My current PhD project is designing a hardware based search accelerator. Essentially, it will be like a graphics/audio co-processor, that will accelerate search algorithms. The surprising thing that I had encountered when I first started on this project more than 1 year ago, was that there is very little prior-art and literature on this matter. There is a lot of work done on hardware engines that sped up different things that would contribute to search, but there didn’t seem to be a comprehensive look at a new architecture to speed up search algorithms.
So, I thought, why not? We all know that search is an integral part of modern computing. It’s so integral that it is working itself downstream, from the back-end enterprise servers onto a user desktop today. Everyone can and will benefit from search acceleration. Therefore, it makes sense to try to design a processor architecture that has search in mind. There are several characteristics of search architectures that modern microprocessor architectures aren’t handling in the best method.
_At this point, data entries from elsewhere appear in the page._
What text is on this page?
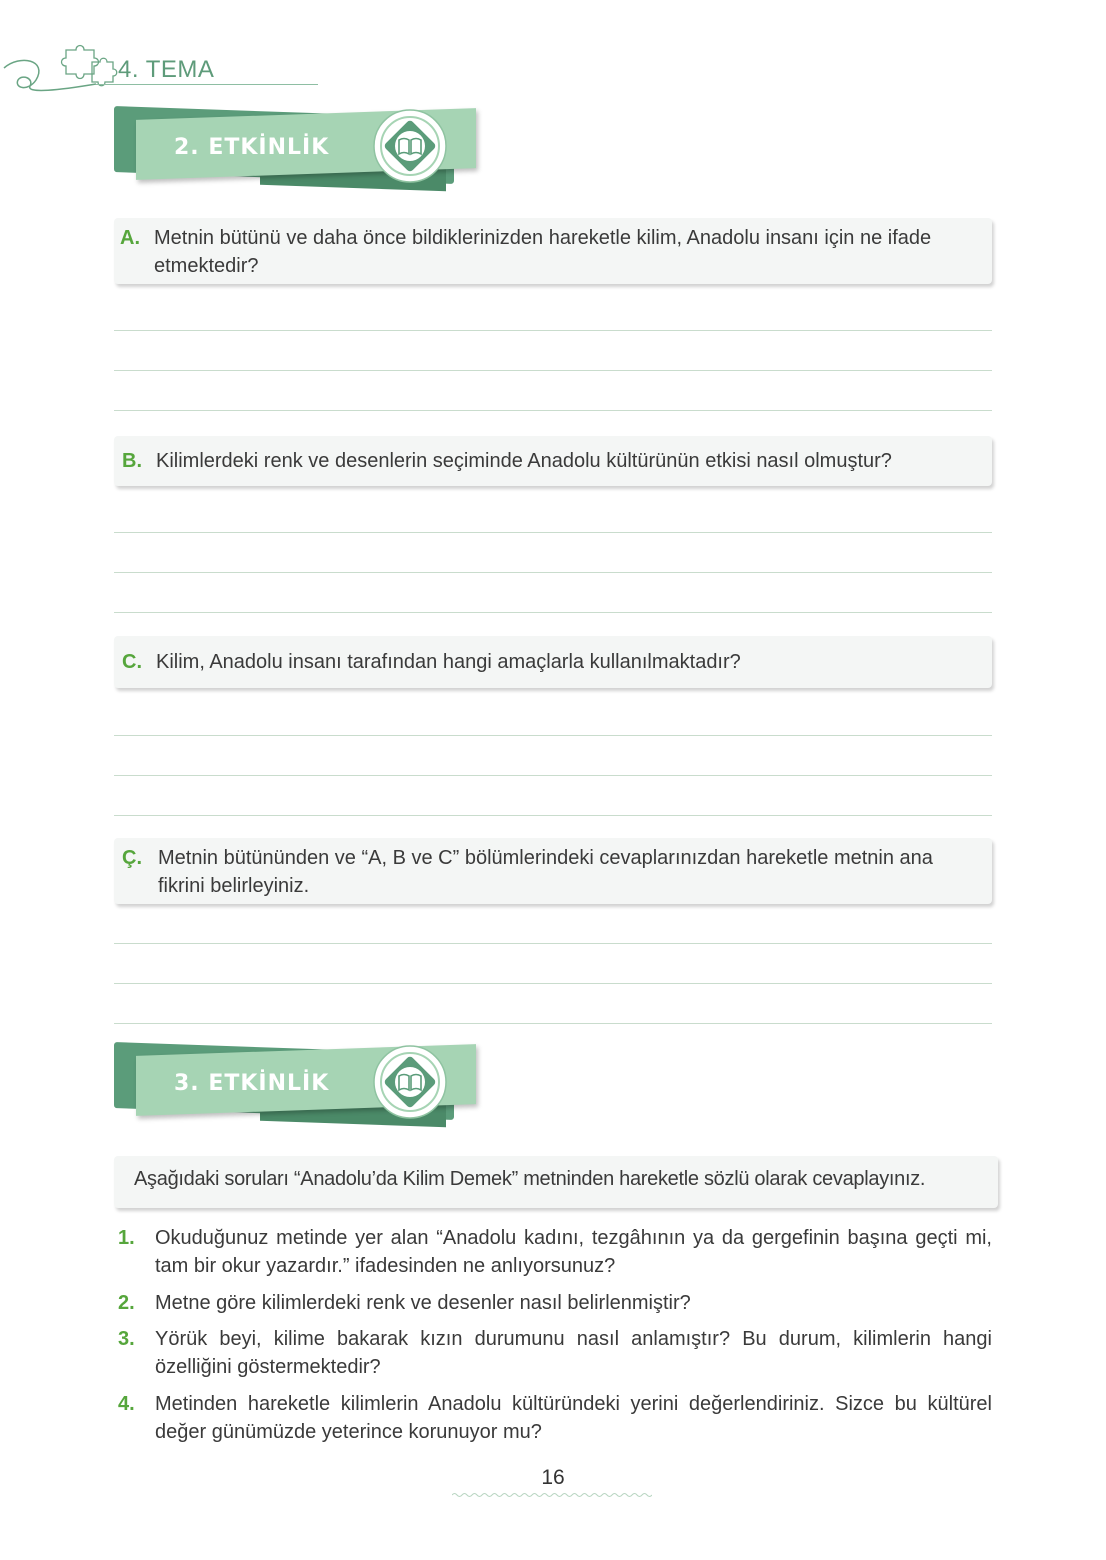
4. TEMA
2. ETKİNLİK
A. Metnin bütünü ve daha önce bildiklerinizden hareketle kilim, Anadolu insanı için ne ifade etmektedir?
B. Kilimlerdeki renk ve desenlerin seçiminde Anadolu kültürünün etkisi nasıl olmuştur?
C. Kilim, Anadolu insanı tarafından hangi amaçlarla kullanılmaktadır?
Ç. Metnin bütününden ve “A, B ve C” bölümlerindeki cevaplarınızdan hareketle metnin ana fikrini belirleyiniz.
3. ETKİNLİK
Aşağıdaki soruları “Anadolu’da Kilim Demek” metninden hareketle sözlü olarak cevaplayınız.
1. Okuduğunuz metinde yer alan “Anadolu kadını, tezgâhının ya da gergefinin başına geçti mi, tam bir okur yazardır.” ifadesinden ne anlıyorsunuz?
2. Metne göre kilimlerdeki renk ve desenler nasıl belirlenmiştir?
3. Yörük beyi, kilime bakarak kızın durumunu nasıl anlamıştır? Bu durum, kilimlerin hangi özelliğini göstermektedir?
4. Metinden hareketle kilimlerin Anadolu kültüründeki yerini değerlendiriniz. Sizce bu kültürel değer günümüzde yeterince korunuyor mu?
16
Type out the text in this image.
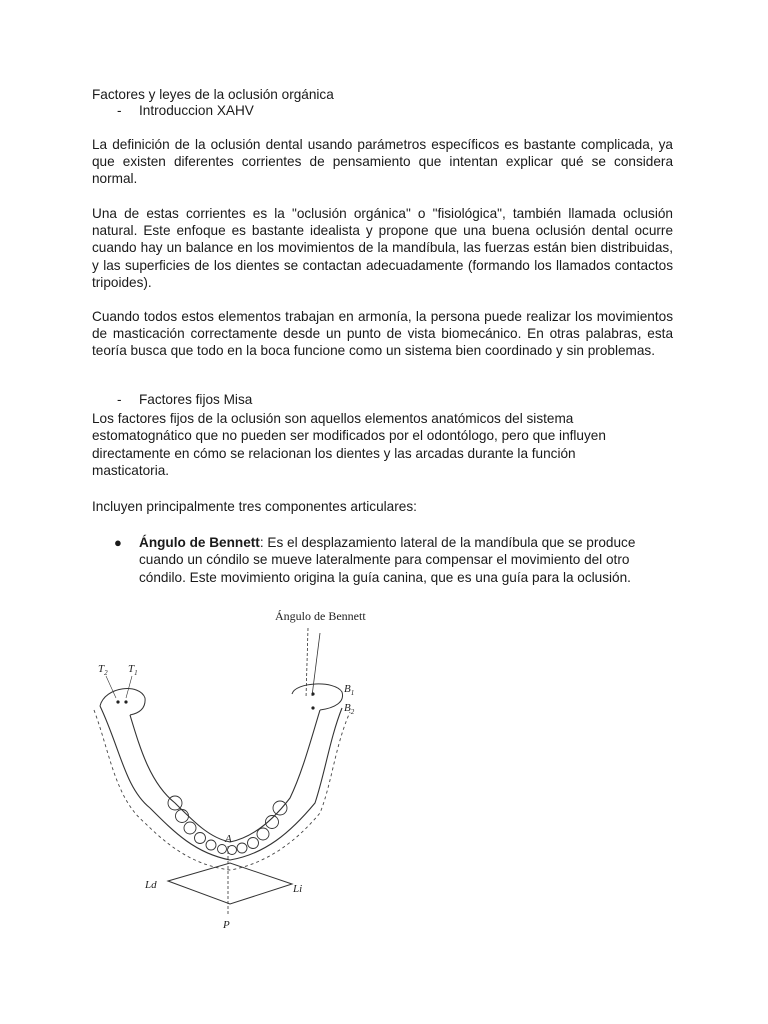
Factores y leyes de la oclusión orgánica
- Introduccion XAHV

La definición de la oclusión dental usando parámetros específicos es bastante complicada, ya que existen diferentes corrientes de pensamiento que intentan explicar qué se considera normal.

Una de estas corrientes es la "oclusión orgánica" o "fisiológica", también llamada oclusión natural. Este enfoque es bastante idealista y propone que una buena oclusión dental ocurre cuando hay un balance en los movimientos de la mandíbula, las fuerzas están bien distribuidas, y las superficies de los dientes se contactan adecuadamente (formando los llamados contactos tripoides).

Cuando todos estos elementos trabajan en armonía, la persona puede realizar los movimientos de masticación correctamente desde un punto de vista biomecánico. En otras palabras, esta teoría busca que todo en la boca funcione como un sistema bien coordinado y sin problemas.

- Factores fijos Misa

Los factores fijos de la oclusión son aquellos elementos anatómicos del sistema estomatognático que no pueden ser modificados por el odontólogo, pero que influyen directamente en cómo se relacionan los dientes y las arcadas durante la función masticatoria.

Incluyen principalmente tres componentes articulares:

● Ángulo de Bennett: Es el desplazamiento lateral de la mandíbula que se produce cuando un cóndilo se mueve lateralmente para compensar el movimiento del otro cóndilo. Este movimiento origina la guía canina, que es una guía para la oclusión.

Ángulo de Bennett
$T_2$ $T_1$
$B_1$
$B_2$
A
Ld	Li
P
So, what are the major bottlenecks of running a search algorithm on a general purpose processor? Please keep in mind that I’m not a CompSci student. So, my knowledge in these matters is limited. However, I started my approach by looking at algorithms and data structures. After reading up on these topics, I have found some angles to attack the problem from.
- Processor Architecture
General purpose processors (GPP) aren’t designed to handle algorithms quickly. This isn’t much of a discovery as everyone knows that the GPP isn’t optimised for specific applications but made to be a Jack of all trades. So, we can attack this problem by reducing the processor architecture and changing it into something more suited to handling algorithms.
- Memory Architecture
All algorithms are N-bound operations. In the case of search algorithms, they are bound by the number of records that need to be parsed through. Due to limitations in memory technology, getting at these records may prove to be expensive. The method used to speed up memory access is caching. However, present day caches exploit temporal and spatial locality of reference. In the case of search algorithms, there isn’t much temporal locality as once a record has been parsed through, it is rarely needed again. So, we can attack this problem by designing a new cache architecture that takes structural locality into account.
- Search Operations
Search operations perform some sort of comparison against a key and then do something if it matches the comparison criterion. In GPPs, these are typically implemented as conditional branch instructions. Even with the advances made in branch prediction technology, branching is still an expensive operation, whether in time or transistors. So, we can attack this problem by designing an architecture that reduces branches and makes branching cheap.
So, hopefully, by attacking the problem from these different angles, I would be able to design a processor architecture that is suitable for speeding up search algorithms. I’m not sure how much of a speed up I can hope to obtain. However, I’m hoping that it will more than double the search performance, when compared to a standard processor architecture. As with all my other processor designs, I plan to keep my design elegantly simple, small and fast. This is proving to be the problem.